The mosquito control strategy required alternative methods that are ecofriendly [Citation27]. Biological control strategies considered one of the most ecofriendly, prospective and targeting mosquito species [Citation28].
The present study detects gluttonous and intensive predation of dragonfly naiads (Pantala flavescens) on all tested mosquito species, while mayfly (Caenis stephens) recorded lower predation efficiency than dragonfly naiads, also the two tested predators preferred the youngest stages. The present results agree with [Citation29] who reported that the predation potency of dragonfly naiads caused 50 reductions in Culiseta longiareolata breading site. Odonata naiads are large that requires large space and might polyphagous and might be in efficient for mosquito larvae. The dragonfly naiads were active and strong predators for mosquito larvae, especially An. pharoensis [Citation30]. As well as mayfly naiads consider herbivores, which feeds on algae, or detritivores – robbing waste of flooded leaves and stones. A few species can prey on minute animals [Citation31]. Also [Citation32], estimated that the dragonfly naiads (Labellula spp.) prefer to consume all stages of Aedes aegypti larvae and pupae but prefer the smaller one [Citation33], reported that Pa. flavescens naiads are excellent predator and able to consume Ae. aegypti larvae in large quantities in lab conditions.

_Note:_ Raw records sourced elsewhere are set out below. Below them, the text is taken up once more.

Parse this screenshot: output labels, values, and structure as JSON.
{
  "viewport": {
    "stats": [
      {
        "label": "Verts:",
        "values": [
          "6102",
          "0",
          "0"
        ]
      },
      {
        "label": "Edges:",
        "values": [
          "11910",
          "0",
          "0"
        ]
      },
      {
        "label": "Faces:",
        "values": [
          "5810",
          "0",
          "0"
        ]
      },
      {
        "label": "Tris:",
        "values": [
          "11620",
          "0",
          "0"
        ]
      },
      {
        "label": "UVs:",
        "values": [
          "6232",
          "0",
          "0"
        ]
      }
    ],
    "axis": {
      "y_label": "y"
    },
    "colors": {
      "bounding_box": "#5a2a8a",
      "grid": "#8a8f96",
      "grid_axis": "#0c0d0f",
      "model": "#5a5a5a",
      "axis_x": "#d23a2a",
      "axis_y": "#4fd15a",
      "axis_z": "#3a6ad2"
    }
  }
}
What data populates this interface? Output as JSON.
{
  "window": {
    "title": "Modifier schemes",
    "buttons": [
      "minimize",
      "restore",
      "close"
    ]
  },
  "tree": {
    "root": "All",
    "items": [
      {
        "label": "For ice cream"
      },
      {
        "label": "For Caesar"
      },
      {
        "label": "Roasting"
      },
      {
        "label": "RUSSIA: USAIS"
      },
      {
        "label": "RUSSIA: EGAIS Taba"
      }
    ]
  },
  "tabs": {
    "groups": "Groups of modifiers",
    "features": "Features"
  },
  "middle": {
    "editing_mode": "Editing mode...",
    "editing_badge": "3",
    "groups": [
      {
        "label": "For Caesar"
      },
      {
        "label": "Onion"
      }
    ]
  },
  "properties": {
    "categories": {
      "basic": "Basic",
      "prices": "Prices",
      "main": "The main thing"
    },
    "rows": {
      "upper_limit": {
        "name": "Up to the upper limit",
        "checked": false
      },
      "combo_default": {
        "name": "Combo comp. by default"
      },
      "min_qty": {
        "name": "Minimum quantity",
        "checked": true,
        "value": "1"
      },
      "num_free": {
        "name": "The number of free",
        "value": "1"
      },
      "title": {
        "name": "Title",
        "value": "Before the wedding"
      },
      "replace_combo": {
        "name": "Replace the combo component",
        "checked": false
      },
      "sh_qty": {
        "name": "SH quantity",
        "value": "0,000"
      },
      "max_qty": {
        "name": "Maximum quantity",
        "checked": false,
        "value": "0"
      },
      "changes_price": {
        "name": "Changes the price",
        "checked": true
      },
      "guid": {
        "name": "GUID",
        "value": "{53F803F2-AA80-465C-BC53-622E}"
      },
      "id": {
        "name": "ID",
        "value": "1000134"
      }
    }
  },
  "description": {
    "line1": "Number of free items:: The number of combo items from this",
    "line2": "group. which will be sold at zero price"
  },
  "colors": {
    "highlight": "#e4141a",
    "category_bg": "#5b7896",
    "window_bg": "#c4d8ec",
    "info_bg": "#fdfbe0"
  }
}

In the current study, the toxicity of chlorpyrifos insecticide was tested against three mosquitoes (Culex pipiens. Anopheles pharoensis and Ochlerotatus caspius) species as well as their predators [Caenis stephens and Pantala flavescens), the result showed that, An. pharoensis larvae were more susceptible to chlorpyrifos followed by Oc. caspius with percent mortality 90%, and 85%, respectively. On the other hand, Cx. pipiens larvae have high resistance to chlorpyrifos with percent mortality 40%. Effects of chlorpyrifos on mosquito associated predators also have been tested. The result evaluated that, chlorpyrifos is a slightly toxic to dragonfly naiads Pa. flavescens. In contrast, chlorpyrifos is a highly toxic to mayfly naiads Ca. stephens with percent mortality 100%.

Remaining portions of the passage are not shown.